6 Şubat Depreminde sağlık hizmetinin büyük ölçüde işleyemez hale geldiğini hatırlatan Yayla "Hastalar servislerde ve yoğun bakımlarda kaderine terk edilirken; ekip arkadaşlarını, ailesini, akrabalarını kaybeden sağlık emekçilerinden de aynı zamanda depremzede olmaları gözardı edilip fecaat bir organizasyonsuzlukla yıkık dökük binalarda, eksik personelle gerekli sağlık hizmeti ihtiyacını karşılanması beklenmiştir" dedi.

 

"Deprem Hazırlığında Kamu Yararı Gözetilmeli, Ranta Dönüştürülmemeli"

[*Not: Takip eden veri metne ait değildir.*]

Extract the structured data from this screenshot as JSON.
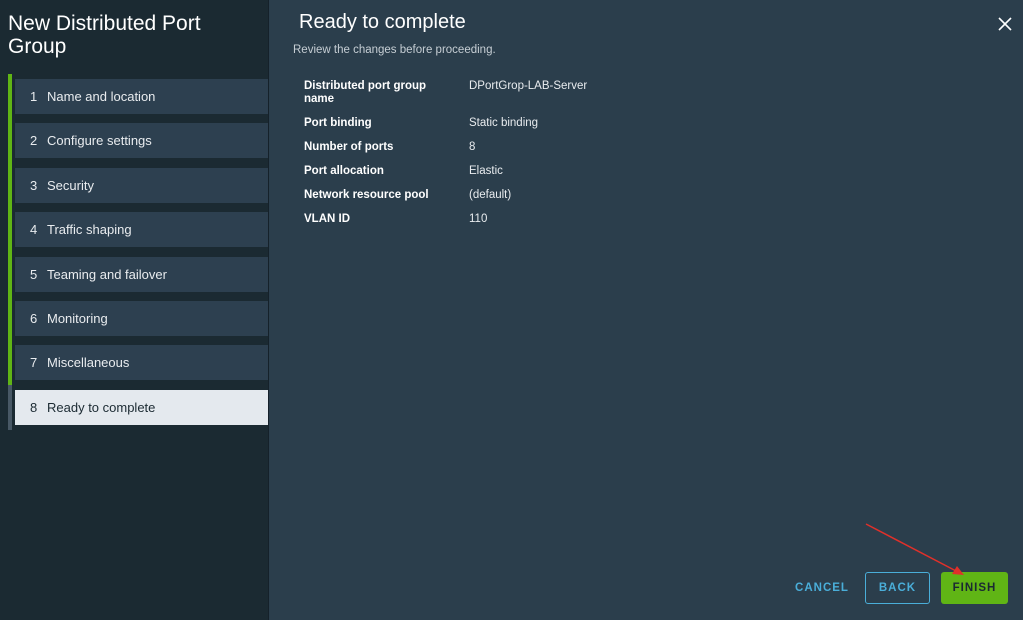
{
  "wizard": {
    "title": "New Distributed Port Group"
  },
  "steps": [
    {
      "num": "1",
      "label": "Name and location"
    },
    {
      "num": "2",
      "label": "Configure settings"
    },
    {
      "num": "3",
      "label": "Security"
    },
    {
      "num": "4",
      "label": "Traffic shaping"
    },
    {
      "num": "5",
      "label": "Teaming and failover"
    },
    {
      "num": "6",
      "label": "Monitoring"
    },
    {
      "num": "7",
      "label": "Miscellaneous"
    },
    {
      "num": "8",
      "label": "Ready to complete"
    }
  ],
  "page": {
    "title": "Ready to complete",
    "subtitle": "Review the changes before proceeding."
  },
  "review": [
    {
      "key": "Distributed port group name",
      "value": "DPortGrop-LAB-Server"
    },
    {
      "key": "Port binding",
      "value": "Static binding"
    },
    {
      "key": "Number of ports",
      "value": "8"
    },
    {
      "key": "Port allocation",
      "value": "Elastic"
    },
    {
      "key": "Network resource pool",
      "value": "(default)"
    },
    {
      "key": "VLAN ID",
      "value": "110"
    }
  ],
  "footer": {
    "cancel_label": "CANCEL",
    "back_label": "BACK",
    "finish_label": "FINISH"
  },
  "colors": {
    "accent_green": "#60b515",
    "link_blue": "#4aaed9",
    "annotation_arrow": "#e0302a"
  }
}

İstanbul'da aynı faciayı yeniden yaşamamak adına geçtiğimiz ay tüm hastane başhekimliklerine dilekçe verip depreme dayanıklılık testi yapılmasını istediklerini söyleyen Yayla "Depreme dirençli bir İstanbul seferberliğinin belki de en önemli ayağı olan sağlık sisteminin planlanmasına da ertelenme olmadan ivedilikle başlanmalıdır. Hastanelerin dayanıklı hâle getirilmesinin yanında ulaştırma yollarının da kapanmaması için çaba gösterilip ulaşım mesafesi en aza indirilmelidir. Bu hazırlıklar yapılırken öncelik kamu yararı olup asla ranta dönüştürülmemelidir" dedi.

 

"Sağlık Kuruluşlarının Ranta Dönüşmesinin Karşısında Duracağız"

Sağlık ve Sosyal Hizmet Emekçileri Sendikası olarak gerek İstanbul'da gerek tüm Türkiye'de yürütülecek çalışmalarda üzerlerine düşeni yapacaklarını belirten Yayla, bu çalışmaların rant aracına dönüşmesinin de tam karşısında dıracaklarını vurguladı.

 

"Şişli Etfal Hastanesi En Kısa Sürece Tam Teşekküllü Hizmete Başlamalı"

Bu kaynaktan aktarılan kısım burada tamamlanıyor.